The big question which vexes all – why this huge difference between the CPI and WPI? Well, looking at things from an economic perspective, WPI is the measure of price of manufactured goods but does not measure services. It was originally supposed to measure the price at the factory gate but it is now more a measure of prices at the wholesale mandis. It includes a basket of 676 commodities, covering onions to chemicals and capital equipments. CPI tracks retail prices paid by consumers for finished products. There is a major difference between the WPI and the CPI as the prices differ due to subsidies, sales tax, excise duties, distribution costs.

Many analysts say that this difference between CPI and WPI could also be on account of the lower price of commodities in the global market. In WPI, manufactured goods have a weightage of 65% and this includes chemicals, metals and machinery. The price of these products has been down and that could explain why WPI is coming in the negative. On the other hand, food, which is what pinches most for people like you and me, which affects the common man, has a mere 14% weightage while it has 45% weightage in CPI. Thus based on this barometer of the WPI, naturally, an increase in food prices would not get reflected in the WPI. When price of metals, cotton, capital goods have all slipped so low, some even in the negative, little wonder then that WPI shows a deflationary trend!

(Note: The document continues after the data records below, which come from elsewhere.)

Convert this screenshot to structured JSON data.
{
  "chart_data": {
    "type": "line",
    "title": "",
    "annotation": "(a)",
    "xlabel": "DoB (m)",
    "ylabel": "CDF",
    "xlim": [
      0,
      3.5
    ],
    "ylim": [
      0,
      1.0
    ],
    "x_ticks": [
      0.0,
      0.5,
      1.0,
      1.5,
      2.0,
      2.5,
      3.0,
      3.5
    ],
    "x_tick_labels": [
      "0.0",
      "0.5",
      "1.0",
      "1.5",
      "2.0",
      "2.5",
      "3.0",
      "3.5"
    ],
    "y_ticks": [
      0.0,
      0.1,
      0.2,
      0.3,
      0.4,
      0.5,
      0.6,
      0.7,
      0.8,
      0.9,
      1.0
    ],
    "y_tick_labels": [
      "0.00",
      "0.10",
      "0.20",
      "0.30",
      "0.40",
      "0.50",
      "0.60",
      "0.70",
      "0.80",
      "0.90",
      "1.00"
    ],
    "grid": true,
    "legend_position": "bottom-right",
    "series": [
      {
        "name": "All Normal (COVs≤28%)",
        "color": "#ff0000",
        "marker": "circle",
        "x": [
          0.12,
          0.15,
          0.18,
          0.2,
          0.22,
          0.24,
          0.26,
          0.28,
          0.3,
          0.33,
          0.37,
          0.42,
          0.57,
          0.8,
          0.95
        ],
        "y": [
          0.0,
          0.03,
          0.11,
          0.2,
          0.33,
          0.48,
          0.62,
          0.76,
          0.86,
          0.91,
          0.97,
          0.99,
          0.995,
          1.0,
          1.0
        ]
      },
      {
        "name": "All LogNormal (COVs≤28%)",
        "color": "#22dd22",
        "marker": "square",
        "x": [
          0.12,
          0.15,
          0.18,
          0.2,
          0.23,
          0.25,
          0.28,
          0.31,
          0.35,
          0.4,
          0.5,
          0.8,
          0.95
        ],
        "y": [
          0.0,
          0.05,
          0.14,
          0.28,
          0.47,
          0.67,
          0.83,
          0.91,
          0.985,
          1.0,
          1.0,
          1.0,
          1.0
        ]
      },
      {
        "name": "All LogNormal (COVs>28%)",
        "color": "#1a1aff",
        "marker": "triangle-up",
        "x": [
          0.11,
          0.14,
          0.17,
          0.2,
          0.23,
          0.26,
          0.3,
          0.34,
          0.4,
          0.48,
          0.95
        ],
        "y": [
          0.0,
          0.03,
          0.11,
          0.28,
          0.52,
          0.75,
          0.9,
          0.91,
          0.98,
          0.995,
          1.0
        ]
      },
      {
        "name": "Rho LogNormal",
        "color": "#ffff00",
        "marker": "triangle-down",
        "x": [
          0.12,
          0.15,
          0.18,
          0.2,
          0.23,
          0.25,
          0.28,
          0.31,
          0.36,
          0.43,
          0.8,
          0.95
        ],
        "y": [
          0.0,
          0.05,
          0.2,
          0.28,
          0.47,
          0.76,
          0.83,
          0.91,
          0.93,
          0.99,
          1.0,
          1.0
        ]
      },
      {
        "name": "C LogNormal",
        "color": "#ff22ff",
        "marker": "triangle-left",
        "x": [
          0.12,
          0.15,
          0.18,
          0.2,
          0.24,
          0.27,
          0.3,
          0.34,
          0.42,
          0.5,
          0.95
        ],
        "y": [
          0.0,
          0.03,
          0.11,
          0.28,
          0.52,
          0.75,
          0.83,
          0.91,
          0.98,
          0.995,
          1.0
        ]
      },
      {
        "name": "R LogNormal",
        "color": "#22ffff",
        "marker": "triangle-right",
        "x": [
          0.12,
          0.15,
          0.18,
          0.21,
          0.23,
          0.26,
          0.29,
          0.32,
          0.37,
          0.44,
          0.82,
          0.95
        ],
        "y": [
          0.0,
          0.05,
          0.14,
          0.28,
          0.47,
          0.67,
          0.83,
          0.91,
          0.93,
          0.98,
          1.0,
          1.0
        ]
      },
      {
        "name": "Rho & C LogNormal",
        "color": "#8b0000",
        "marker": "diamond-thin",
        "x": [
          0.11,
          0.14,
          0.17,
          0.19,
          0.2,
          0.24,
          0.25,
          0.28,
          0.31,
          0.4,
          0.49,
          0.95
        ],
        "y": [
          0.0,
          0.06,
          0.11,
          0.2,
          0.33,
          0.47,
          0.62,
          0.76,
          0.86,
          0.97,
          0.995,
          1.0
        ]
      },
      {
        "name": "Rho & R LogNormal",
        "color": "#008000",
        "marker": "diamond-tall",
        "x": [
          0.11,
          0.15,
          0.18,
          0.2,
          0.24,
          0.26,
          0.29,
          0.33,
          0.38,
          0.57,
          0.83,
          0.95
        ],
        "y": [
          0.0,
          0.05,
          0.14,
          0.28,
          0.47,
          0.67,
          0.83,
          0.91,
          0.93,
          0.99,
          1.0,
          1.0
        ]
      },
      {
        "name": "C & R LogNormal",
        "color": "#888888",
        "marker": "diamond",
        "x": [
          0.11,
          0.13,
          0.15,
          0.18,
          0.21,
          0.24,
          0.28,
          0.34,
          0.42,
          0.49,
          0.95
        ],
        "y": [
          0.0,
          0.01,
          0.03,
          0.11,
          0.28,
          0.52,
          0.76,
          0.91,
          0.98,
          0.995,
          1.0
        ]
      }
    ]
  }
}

Thus on one hand, low commodity prices have dragged down the WPI, the CPI is inching up as on the ground, retail price of manufactured goods remain high due to supply bottlenecks. Manufacturers too have not passed on any benefit of their lower costs to the retailer.

But coming back to brass tacks, does this divergence matter to the common man or the scores of house helps and driver, gardeners and the likes across India? Not at all! For them CPI or WPI holds no relevance – for them and us, the only thing that hurts is the high cost of living. No amount of FDI or cutting corporate tax or persistent attempts to appease the stock markets will help – hope the Govt realises this simple truth.